Aku sudah pernah ke Kota Solo, meski di kamar hotel saja ditambah sedikit berjalan-jalan di seputar hotel. Seingatku, aku bangun pagi dan belum ada kegiatan, maka 'ku berjalan-jalan saja. Pernah juga aku berjalan-jalan di siang hari, apakah ketika aku makan bakso. Bertambah tua, aku semakin tidak ingin menggerakkan badanku ke mana-mana. Aku ingin di satu tempat saja yang permai, sampai-sampai pikiranku tertata rapi. Setua ini, sudah tidak banyak yang 'ku inginkan. Bahkan makan tiga kali sehari terasa berat; lebih mudah berpuasa, Insya Allah, di Rajab ini. 

Satu atau dua saja yang begitu, sedang belasan atau bahkan puluhan lainnya mengenang dengan manisnya bukanlah tukaran yang buruk. Perut yang melimpah ruah ini jika tidak puasa apakah dapat menjadi alasan untuk terus puasa. Aku sengaja tidak puasa terus-terusan karena tidak ada contohnya begitu. Namun besok aku sudah niat tidak berpuasa karena Insya Allah waktu Salemba adalah waktu mie ayam bersambal apo ronju. Hari ini setelah nasi padang pagi masih ditambah sedikit lagi, secentong nasi, di Simpang Raya, dengan terong teri lado mudo dan udang balado.

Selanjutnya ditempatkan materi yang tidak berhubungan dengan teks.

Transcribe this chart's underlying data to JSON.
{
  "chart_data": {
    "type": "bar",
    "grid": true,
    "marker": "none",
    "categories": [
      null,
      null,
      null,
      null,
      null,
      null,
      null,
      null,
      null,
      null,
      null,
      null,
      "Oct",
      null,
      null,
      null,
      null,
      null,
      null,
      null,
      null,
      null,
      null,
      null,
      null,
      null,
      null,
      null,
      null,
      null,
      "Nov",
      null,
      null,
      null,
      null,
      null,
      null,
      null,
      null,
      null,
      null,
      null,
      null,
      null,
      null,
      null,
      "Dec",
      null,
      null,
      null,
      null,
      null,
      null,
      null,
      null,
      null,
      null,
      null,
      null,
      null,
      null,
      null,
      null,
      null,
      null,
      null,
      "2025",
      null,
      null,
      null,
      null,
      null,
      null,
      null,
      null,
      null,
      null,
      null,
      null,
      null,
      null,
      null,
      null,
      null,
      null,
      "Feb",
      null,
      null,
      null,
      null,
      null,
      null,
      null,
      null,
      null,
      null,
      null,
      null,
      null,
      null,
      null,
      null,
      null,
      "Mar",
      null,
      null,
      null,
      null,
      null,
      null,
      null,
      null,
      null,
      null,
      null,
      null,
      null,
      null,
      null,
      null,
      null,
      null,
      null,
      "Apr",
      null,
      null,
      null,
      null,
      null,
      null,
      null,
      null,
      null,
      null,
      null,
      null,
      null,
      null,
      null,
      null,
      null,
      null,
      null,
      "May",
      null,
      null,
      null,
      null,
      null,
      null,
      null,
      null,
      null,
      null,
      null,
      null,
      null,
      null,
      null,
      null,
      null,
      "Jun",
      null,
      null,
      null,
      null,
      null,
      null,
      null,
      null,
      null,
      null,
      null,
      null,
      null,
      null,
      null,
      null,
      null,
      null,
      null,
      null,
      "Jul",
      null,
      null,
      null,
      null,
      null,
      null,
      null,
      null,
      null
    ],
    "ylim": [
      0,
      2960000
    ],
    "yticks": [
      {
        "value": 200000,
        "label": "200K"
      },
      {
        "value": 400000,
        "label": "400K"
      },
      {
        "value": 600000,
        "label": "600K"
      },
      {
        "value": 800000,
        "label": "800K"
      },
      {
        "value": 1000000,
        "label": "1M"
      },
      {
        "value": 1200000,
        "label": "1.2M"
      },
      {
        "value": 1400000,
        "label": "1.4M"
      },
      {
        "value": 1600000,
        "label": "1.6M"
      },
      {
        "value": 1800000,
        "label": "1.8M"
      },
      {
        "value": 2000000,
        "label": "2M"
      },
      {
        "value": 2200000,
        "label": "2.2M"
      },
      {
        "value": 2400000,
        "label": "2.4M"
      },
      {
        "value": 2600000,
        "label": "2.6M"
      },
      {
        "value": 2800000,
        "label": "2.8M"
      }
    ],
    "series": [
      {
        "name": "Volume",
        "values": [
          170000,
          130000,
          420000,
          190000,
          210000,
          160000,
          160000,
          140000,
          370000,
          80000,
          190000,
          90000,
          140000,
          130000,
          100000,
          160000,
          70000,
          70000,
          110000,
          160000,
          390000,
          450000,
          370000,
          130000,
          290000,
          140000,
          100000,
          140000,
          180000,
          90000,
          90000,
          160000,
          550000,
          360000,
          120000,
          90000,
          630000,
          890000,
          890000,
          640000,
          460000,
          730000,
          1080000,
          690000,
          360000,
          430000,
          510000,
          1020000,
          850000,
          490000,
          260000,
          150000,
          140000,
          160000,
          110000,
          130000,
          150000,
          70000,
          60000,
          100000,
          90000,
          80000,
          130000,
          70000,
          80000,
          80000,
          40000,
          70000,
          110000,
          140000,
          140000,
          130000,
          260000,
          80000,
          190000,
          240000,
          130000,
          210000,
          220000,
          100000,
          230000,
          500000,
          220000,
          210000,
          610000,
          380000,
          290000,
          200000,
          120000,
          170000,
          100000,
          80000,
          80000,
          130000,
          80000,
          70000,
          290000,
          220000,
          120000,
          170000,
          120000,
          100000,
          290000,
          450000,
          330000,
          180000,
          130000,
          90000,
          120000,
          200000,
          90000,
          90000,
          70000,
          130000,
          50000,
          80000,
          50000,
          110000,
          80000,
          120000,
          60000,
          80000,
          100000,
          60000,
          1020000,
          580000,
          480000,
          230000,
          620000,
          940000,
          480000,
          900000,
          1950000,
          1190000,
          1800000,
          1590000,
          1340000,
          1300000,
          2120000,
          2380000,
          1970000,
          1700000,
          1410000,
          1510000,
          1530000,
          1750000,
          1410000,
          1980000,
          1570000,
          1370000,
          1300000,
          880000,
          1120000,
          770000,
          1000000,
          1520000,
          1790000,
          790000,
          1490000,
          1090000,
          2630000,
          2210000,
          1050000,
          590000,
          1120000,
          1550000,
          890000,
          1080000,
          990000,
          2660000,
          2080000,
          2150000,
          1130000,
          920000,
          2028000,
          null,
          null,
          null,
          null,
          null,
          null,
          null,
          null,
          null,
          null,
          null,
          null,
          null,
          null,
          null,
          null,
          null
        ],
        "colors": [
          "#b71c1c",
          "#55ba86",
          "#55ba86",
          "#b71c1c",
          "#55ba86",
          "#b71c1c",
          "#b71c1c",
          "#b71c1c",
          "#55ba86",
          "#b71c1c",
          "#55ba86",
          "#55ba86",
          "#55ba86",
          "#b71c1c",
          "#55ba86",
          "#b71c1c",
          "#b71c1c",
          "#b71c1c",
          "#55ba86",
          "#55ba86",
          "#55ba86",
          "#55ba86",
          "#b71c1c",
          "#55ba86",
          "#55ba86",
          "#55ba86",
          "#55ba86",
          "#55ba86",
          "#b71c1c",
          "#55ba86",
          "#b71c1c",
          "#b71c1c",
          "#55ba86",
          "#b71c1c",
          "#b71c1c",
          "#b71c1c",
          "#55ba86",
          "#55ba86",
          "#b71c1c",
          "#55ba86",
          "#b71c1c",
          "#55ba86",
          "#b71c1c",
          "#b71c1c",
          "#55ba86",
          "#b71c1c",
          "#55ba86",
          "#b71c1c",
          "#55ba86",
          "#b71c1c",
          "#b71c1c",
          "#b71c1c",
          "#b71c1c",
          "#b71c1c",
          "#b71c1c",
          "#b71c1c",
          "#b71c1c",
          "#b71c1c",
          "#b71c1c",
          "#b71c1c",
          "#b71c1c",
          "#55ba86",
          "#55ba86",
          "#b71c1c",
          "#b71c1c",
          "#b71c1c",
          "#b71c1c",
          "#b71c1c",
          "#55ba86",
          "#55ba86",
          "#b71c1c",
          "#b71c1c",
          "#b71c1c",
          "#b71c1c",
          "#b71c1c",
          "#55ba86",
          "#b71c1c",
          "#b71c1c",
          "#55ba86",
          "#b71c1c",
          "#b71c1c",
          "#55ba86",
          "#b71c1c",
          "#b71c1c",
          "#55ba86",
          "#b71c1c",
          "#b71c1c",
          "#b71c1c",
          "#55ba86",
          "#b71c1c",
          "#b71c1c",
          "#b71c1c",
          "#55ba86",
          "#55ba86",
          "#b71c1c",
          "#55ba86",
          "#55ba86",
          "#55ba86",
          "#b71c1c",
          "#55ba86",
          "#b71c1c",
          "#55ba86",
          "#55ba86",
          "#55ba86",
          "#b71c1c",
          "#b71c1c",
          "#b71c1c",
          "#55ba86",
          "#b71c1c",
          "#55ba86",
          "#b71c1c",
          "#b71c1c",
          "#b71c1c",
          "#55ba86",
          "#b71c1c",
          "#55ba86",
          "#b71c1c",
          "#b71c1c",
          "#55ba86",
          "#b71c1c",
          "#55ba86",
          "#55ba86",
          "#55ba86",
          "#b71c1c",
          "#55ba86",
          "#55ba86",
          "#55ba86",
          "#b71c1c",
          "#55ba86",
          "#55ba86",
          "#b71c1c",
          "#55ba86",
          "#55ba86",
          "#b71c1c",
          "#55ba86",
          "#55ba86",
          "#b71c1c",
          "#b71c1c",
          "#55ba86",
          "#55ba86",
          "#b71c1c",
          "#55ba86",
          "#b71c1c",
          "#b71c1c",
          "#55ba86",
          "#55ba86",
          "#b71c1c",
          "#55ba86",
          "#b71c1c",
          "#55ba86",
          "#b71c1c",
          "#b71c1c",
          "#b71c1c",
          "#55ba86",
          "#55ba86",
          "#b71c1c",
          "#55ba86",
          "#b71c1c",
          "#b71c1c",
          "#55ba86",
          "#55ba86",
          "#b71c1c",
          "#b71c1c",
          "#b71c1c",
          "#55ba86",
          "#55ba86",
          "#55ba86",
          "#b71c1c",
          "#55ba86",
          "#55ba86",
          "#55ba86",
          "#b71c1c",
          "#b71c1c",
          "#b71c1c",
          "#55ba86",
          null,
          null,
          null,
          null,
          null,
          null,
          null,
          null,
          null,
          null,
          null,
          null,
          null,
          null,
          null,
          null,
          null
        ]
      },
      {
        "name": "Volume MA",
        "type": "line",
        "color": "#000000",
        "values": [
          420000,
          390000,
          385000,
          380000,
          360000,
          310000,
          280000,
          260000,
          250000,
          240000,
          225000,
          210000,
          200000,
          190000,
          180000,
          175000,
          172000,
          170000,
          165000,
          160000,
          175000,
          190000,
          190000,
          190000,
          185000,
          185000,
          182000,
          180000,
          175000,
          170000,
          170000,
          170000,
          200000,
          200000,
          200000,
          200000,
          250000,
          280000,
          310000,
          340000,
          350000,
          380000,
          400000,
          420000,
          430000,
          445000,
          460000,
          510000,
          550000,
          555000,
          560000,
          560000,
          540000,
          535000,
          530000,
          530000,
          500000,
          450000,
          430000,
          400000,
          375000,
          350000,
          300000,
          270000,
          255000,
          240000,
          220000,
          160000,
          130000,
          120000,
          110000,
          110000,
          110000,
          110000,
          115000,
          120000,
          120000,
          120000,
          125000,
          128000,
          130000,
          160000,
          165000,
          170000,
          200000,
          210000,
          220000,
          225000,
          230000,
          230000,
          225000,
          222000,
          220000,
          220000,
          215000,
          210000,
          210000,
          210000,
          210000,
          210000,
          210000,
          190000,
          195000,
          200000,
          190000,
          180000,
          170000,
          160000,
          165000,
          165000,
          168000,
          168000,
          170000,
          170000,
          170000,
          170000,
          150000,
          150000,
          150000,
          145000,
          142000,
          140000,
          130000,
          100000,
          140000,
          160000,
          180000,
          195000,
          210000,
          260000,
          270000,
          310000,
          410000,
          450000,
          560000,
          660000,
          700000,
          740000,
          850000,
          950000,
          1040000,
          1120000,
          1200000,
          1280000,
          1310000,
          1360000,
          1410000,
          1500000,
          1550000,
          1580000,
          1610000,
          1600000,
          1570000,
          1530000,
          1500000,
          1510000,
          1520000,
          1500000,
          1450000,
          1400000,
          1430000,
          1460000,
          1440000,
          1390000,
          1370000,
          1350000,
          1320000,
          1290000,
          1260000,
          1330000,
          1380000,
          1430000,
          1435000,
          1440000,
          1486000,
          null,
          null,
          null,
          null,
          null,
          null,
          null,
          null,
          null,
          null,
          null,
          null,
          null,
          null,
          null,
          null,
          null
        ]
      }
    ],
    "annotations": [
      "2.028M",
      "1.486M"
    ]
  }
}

Kalau Togar bahkan Oom Rahmat Tanjung sekali membaca entri-entri goblog ini, sudah bukan berita. Namun kalau Zefanya Albrena Sembiring Depari membacanya, dan katanya: bacaan mahasiswa, ya tidak apa-apa juga. Mereka sudah dewasa. Sudah bisa membedakan mana yang goblog mana yang tolol. Apakah menyobek-nyobek kelambu untuk membuat bandana dan sebagainya termasuk tolol, tidak bagi Brigjen Mar Oni Junianto. Bagiku, itu adalah satu dari serangkaian ketololan yang panjangnya mungkin sekeliling Bima Sakti. Mengapa jalan susu jadi 'gitu.